Note
The refresh mode feature is currently in the early access stage.
When you're transferring data to your data warehouse using Supermetrics, you can use the flexible options to manage how your data refreshes, including different refresh modes tailored to specific types of data and reporting needs.
This article explains the 3 available refresh modes, how to configure them, and gives examples of when each mode is most suitable.
Note
The refresh mode can only be set with data warehouse destinations on the Supermetrics Hub. BigQuery (marketplace) is not supported.
Refresh mode overview
There are 3 refresh modes available in the data warehouse system:
- Append and deduplicate by date
- Append all new rows
- Overwrite all rows
Append and deduplicate by date
This mode replaces the existing data for specific dates with new data while keeping all other data unchanged. The refresh window setting on the transfer level determines how far back in time the data will be refreshed. It's a good practice to match the refresh window with your attribution window to ensure that the data being refreshed accurately reflects the period during which conversions are attributed.
Example use cases:
- Aggregatable metrics in ad networks: When reporting on metrics like impressions and clicks across different ad networks, this mode is ideal. These metrics are often aggregated by date, and you need to ensure that the data for each date reflects the most recent totals. The refresh window allows you to control how many days back the system should update, ensuring only the necessary data is refreshed.
- Daily metrics: For daily sales or revenue reports, where each day's data might be updated with the latest numbers, this mode ensures your reports are accurate without duplicating data.

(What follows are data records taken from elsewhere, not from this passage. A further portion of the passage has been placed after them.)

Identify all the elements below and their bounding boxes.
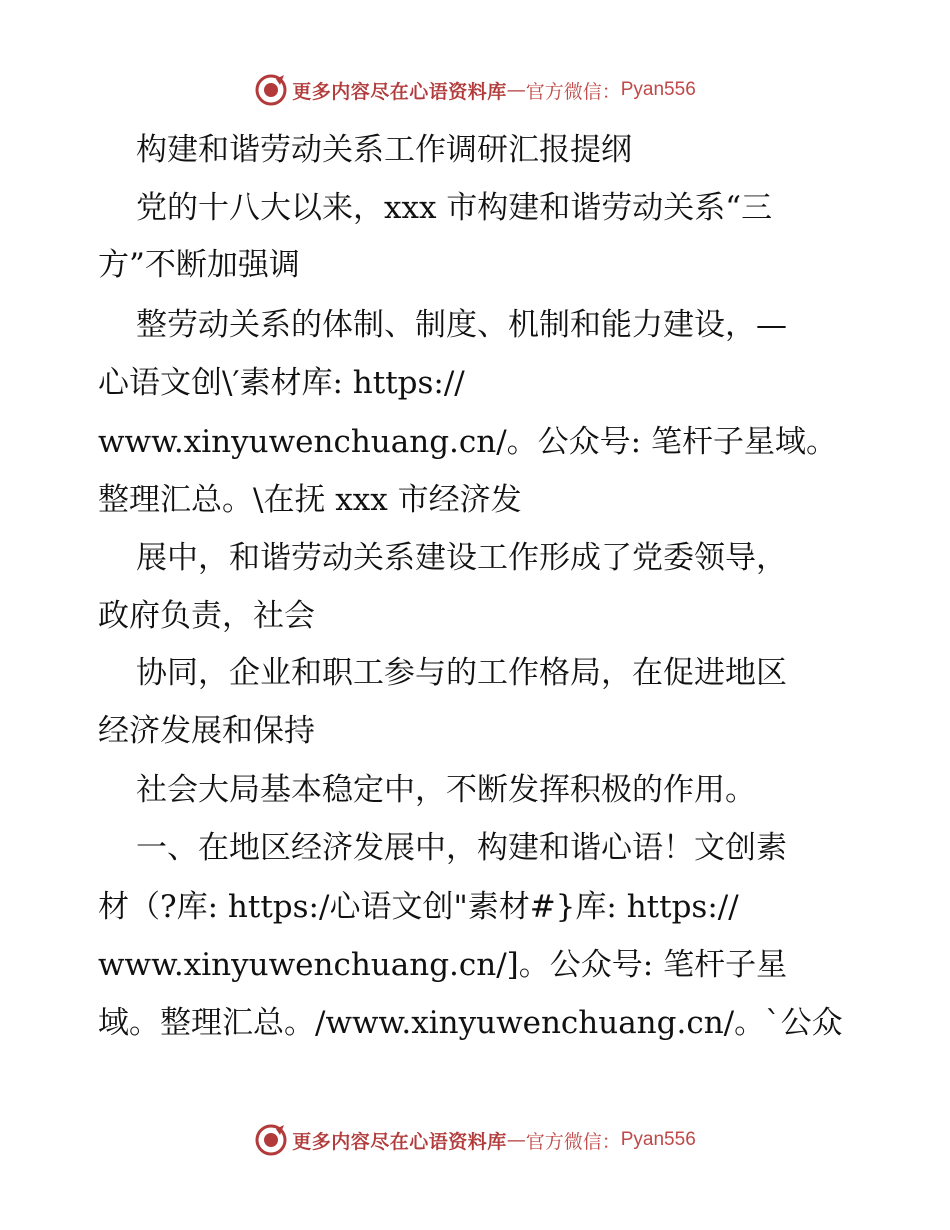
paragraph-line: www.xinyuwenchuang.cn/]。公众号: 笔杆子星 <box>98 947 788 983</box>
paragraph-line: 整劳动关系的体制、制度、机制和能力建设，— <box>136 307 787 343</box>
banner-wechat-label: 官方微信： <box>525 80 621 103</box>
paragraph-line: www.xinyuwenchuang.cn/。公众号: 笔杆子星域。 <box>98 424 837 460</box>
paragraph-line: 社会大局基本稳定中，不断发挥积极的作用。 <box>136 772 756 808</box>
paragraph-line: 方”不断加强调 <box>98 247 300 283</box>
header-banner <box>0 70 950 110</box>
banner-slogan: 更多内容尽在心语资料库 <box>292 1130 507 1153</box>
paragraph-line: 域。整理汇总。/www.xinyuwenchuang.cn/。`公众 <box>98 1005 843 1041</box>
document-title: 构建和谐劳动关系工作调研汇报提纲 <box>136 132 632 168</box>
banner-separator: — <box>506 79 526 101</box>
footer-banner <box>0 1120 950 1160</box>
paragraph-line: 材（?库: https:/心语文创"素材#}库: https:// <box>98 889 739 925</box>
banner-wechat-id: Pyan556 <box>620 1129 696 1150</box>
banner-wechat-id: Pyan556 <box>620 79 696 100</box>
logo-icon <box>254 1123 288 1157</box>
paragraph-line: 政府负责，社会 <box>98 598 315 634</box>
paragraph-line: 展中，和谐劳动关系建设工作形成了党委领导， <box>136 540 787 576</box>
banner-wechat-label: 官方微信： <box>525 1130 621 1153</box>
paragraph-line: 心语文创\′素材库: https:// <box>98 365 465 401</box>
banner-slogan: 更多内容尽在心语资料库 <box>292 80 507 103</box>
banner-separator: — <box>506 1129 526 1151</box>
paragraph-line: 整理汇总。\在抚 xxx 市经济发 <box>98 482 522 518</box>
paragraph-line: 一、在地区经济发展中，构建和谐心语！文创素 <box>136 830 787 866</box>
paragraph-line: 协同，企业和职工参与的工作格局，在促进地区 <box>136 655 787 691</box>
paragraph-line: 党的十八大以来，xxx 市构建和谐劳动关系“三 <box>136 190 773 226</box>
paragraph-line: 经济发展和保持 <box>98 713 315 749</box>
logo-icon <box>254 73 288 107</box>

The refresh window setting will determine how many past days are included in these updates.
Append all new rows
This mode adds all new rows of data to the existing dataset. The rows that were updated by Supermetrics during the same day will be replaced with other rows left untouched. The mode is available only when the Today field is present in the table, and that field will be used to deduplicate the data.
Example use cases:
- Rolling metrics in social media: For metrics like 30-day reach and frequency in Facebook Ads, where new data is appended without altering historical data.

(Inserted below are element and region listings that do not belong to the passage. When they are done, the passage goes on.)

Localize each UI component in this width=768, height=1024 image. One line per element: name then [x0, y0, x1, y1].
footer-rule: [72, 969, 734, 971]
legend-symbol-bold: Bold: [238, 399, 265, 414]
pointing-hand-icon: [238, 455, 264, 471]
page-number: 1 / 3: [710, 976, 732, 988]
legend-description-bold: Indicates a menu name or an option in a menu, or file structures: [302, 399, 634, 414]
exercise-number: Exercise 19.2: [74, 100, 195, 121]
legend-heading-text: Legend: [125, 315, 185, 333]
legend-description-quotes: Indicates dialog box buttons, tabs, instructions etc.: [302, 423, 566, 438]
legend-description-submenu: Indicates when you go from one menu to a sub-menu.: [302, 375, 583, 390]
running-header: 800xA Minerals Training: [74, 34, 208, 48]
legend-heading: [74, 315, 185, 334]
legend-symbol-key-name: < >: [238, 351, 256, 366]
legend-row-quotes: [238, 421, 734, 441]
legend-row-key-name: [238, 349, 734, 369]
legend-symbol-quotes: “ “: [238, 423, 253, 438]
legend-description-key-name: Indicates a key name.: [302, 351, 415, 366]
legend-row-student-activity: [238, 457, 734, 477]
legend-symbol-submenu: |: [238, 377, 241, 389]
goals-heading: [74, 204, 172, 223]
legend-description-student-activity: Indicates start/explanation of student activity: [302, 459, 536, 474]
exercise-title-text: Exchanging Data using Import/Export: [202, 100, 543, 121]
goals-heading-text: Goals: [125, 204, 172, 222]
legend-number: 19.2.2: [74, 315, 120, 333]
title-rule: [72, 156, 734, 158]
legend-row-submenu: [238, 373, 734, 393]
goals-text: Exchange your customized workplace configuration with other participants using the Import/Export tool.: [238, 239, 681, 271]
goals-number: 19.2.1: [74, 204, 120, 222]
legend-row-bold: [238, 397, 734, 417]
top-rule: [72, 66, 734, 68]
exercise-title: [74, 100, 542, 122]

- Lifetime metrics: Append the most recent follower count to track social media growth over time.
Overwrite all rows
Description: This mode deletes all existing data in the dataset and replaces it with the new data. The Lookback window is used to determine the range of historical data that will be fully overwritten. It's best suited for entity-based data where a complete refresh is necessary to ensure the data is up-to-date and accurate.
Example use case:
- Entity-based data in CRM systems: For data like Salesforce opportunities, where each record represents a distinct entity and you need the most current information, this mode is ideal. A full refresh ensures that your dataset reflects all changes, such as updated opportunity stages or values.
- Product inventories: In scenarios where you need to refresh an entire product inventory to reflect the latest stock levels, pricing, or availability, a full refresh guarantees that no outdated data is left behind.
How to set the refresh mode
- On the Supermetrics Hub, go to Storage → Transfers, and select a transfer to modify.
- Go to the schema section and select a schema. This open a popup where you can view and the fields and the refresh settings.
- On the Refresh settings tab, select the most appropriate refresh mode based on your data and reporting needs:
- Overwrite specific dates: Set the refresh window to control how many past days will be updated.
- Append all new rows and Overwrite all rows: Use the lookback window to specify how far back in time data should be appended or overwritten.
- To save your configuration, first click Apply, and then save the entire transfer configuration.
Selecting the correct refresh mode is essential for ensuring your data is managed efficiently and accurately. By understanding the differences between Overwrite specific dates, Append all new rows, and Overwrite all rows, and by properly setting the refresh window or lookback window according to your needs, you can optimize your data warehouse operations to fit your specific use cases.